17 Aralık 2013'ten sonra yolsuzluk operasyonu başladığına dikkati çeken Balbay, operasyonların nereye uzanacağı ve sonucunun ne olacağının belli olmadığını savundu.
"Adam çalıyor, çırpıyor ama hizmet de ediyor birader. Bu, hiç ahlaki değil" diyen Balbay, "Biz hem çalışacağız hem de çaldırmayacağız. O anlamda halkımızın bu iktidarın yüzünü görmüş olduğunu düşünüyorum. Hepsi görür, ne kadarı görür, ne kadarı bu söylemlerle hareket eder? O, önümüzdeki dönemde görülecek bir şey. CHP'nin önümüzdeki dönemde Ankara'daki olumsuzlukları ve yolsuzlukları, devlet çarkı içinde olup bitenleri topluma anlatması yetmez. Biz şu kanat haklı, şu kanat haksız, şöyle yönetiyorlar, işin yarısı ama daha büyük bölüme şunu diyeceğiz. 'Artık Türkiye'yi biz yöneteceğiz" ifadesini kullandı.
"Hukuk hazretleri öldü maalesef.Biz yıllardır bunu söyledik" diyen Balbay, "Demir parmaklıklar arkasından cezaevlerinin içindeki duruşma salonlarında bu yargılamalar yargılama değil. Bu, hukuk değil. En sonunda Meclis Başkanı 'Anayasa'nın 138. maddesi öldü' dedi.

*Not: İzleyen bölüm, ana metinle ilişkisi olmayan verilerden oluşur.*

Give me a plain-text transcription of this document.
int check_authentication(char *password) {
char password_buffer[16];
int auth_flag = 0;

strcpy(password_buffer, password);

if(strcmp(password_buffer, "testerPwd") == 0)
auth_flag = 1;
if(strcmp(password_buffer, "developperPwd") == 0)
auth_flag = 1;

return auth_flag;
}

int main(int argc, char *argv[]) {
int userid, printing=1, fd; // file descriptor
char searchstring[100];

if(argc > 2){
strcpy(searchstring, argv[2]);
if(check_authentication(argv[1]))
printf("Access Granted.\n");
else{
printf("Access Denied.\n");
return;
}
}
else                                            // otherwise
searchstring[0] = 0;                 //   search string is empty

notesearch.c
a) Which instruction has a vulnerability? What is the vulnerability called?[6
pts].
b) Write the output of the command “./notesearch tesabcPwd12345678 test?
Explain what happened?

Ben demedim, Meclis Başkanı dedi.
Hakimler vicdanlarıyla karar vermeli. Demek ki o da ölmüş. yasama ve yürütmenin yargı kararlarına uyma zorunluluğu, o da ölmüş. Gerçekten geriye hukuk öyle bir şey ki. Her şeyin zemini o yüzden önümüzdeki dönemde ben bu acıları yaşamış bir kardeşiniz olarak. Geçmişte yaşananlara tabii ki sünger çekmeyeceğim ama hiçbir şeye de kinle bakmayacağım çünkü onun hiçbir yararı olmayacağını geçmişten de biliyoruz" şeklinde konuştu.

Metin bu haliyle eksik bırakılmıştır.